Similar signal-intensity changes in these areas may be seen with bony sclerosis, volume averaging with adjacent osteoarthritic facet joints, osteoblastic metastases, and even involvement of the pedicles with Paget disease. Even if one sees normal bone signal extending from vertebral body to pedicle into the lamina, it is not possible to exclude a spondylolysis because there may be minimal sclerosis in the bone and because its signal intensity is similar to that of posterior element bone. This is a limitation of MRI in detecting spondylolysis.
High signal intensity may be seen in the pars interarticularis with T2-weighted sequences. This finding indicates the presence of fluid, a pseudoarthrosis, or bone edema from infection.
Degenerative disease can also be seen. Narrowed disk space, with disk desiccation (low T2 signal intensity), should be sought. This disk narrowing allows for superoinferior subluxation at the facet joint at the level of disease, which allows for anterolisthesis or retrolisthesis. Reactive marrow changes should also be sought; such changes may occur in portions of vertebral body adjacent to disks and also in marrow adjacent to facet joints, resulting in abnormal signal intensity in the pars interarticularis.
Neoplastic disease involving the pars interarticularis or other parts of the vertebra typically yields low marrow signal intensity with all sequences. Infection may be evidenced by fluid signal intensity (appearing bright on T2-weighted MRIs) from bone edema. Both disease processes show enhancement with a gadolinium-based contrast agent. Other diseases causing a sclerotic response (eg, Paget disease) result in low signal intensity with all sequences.
MRI is not appropriate in every patient, as the presence of metal hardware and claustrophobia may preclude its use.
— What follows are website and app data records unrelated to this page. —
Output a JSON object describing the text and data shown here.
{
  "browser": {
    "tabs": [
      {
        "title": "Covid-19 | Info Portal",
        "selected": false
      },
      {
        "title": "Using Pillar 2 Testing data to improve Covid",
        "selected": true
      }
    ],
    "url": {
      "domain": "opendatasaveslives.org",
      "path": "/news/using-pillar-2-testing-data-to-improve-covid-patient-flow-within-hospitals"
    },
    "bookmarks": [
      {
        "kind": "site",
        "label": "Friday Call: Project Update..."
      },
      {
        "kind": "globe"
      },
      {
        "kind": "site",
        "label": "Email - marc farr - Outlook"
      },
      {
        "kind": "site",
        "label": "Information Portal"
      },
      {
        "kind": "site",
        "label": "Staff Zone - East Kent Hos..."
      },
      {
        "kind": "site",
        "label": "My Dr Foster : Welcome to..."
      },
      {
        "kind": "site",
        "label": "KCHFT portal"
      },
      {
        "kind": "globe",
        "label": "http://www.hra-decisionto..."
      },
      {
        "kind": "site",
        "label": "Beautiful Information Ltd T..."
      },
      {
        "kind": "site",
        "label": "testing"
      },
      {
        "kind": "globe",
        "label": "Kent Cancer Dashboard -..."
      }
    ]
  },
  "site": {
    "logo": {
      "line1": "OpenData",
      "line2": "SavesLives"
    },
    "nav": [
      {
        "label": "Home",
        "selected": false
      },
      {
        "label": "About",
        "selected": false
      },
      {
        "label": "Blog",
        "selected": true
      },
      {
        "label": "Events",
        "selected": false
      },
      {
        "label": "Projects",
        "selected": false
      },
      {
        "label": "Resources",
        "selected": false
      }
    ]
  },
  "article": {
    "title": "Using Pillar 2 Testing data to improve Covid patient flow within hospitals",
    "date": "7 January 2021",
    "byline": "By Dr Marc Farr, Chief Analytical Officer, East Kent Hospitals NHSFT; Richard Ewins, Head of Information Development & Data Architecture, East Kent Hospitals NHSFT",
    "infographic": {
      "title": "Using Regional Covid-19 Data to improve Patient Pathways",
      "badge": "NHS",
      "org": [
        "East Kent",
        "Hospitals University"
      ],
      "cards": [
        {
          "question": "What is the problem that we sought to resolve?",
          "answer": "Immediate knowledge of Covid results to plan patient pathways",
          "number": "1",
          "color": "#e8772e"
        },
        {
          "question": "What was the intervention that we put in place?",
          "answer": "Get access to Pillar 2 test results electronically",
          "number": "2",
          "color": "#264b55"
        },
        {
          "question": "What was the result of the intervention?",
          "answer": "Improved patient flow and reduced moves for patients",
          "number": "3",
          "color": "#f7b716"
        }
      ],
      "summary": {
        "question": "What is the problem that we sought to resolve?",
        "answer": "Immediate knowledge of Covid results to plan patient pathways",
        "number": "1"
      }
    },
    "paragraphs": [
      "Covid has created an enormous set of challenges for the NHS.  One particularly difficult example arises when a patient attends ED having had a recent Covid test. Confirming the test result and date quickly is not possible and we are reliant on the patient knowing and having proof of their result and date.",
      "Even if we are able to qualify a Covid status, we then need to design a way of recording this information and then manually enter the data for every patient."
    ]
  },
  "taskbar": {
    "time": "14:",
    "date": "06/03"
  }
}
In addition, some pediatric patients may need sedation to undergo MRI, which poses some risk.

Limitation of Techniques

If present, spondylolisthesis usually is detected on plain radiographs. A spondylolysis may not always be visible.
CT scanning is more sensitive for detecting spondylolysis, but occasionally this can be missed, since scanning occurs in the plane of the spondylolysis or from volume averaging. Sagittal reconstruction images are of help in patients with these findings.
MRI reveals spondylolisthesis on sagittal views. Spondylolysis may not be readily apparent on MRIs, especially if there is a mild degree of bony sclerosis. Other sclerotic lesions, such as osteoblastic metastases, in the pars interarticularis may give similar appearances.

Differential Diagnoses

Other Problems to Be Considered if spondylolisthesis is confirmed using lateral radiographs, the differential diagnosis involves ascertaining the etiology of the spondylolisthesis. In this regard, the patient's age and all imaging information is considered.
A pars defect has a typical appearance, but other causes of bone lysis, such as neoplasm and infection, need to be entertained on rare occasions.
Degenerative disease of the spine has a characteristic appearance, including loss of disk space height with or without the presence of vacuum phenomenon, narrowing of the facet joint space, subchondral sclerosis, osteophyte formation, and subchondral cysts. Some or all of these changes may be present and cause altered alignment of the facet-joint articular margins, leading to slippage. Spinal-canal or neural foraminal stenosis also may be present and are viewed best on CT (with sagittal reconstructions); MRI can also display spinal stenoses and neural foraminal narrowing.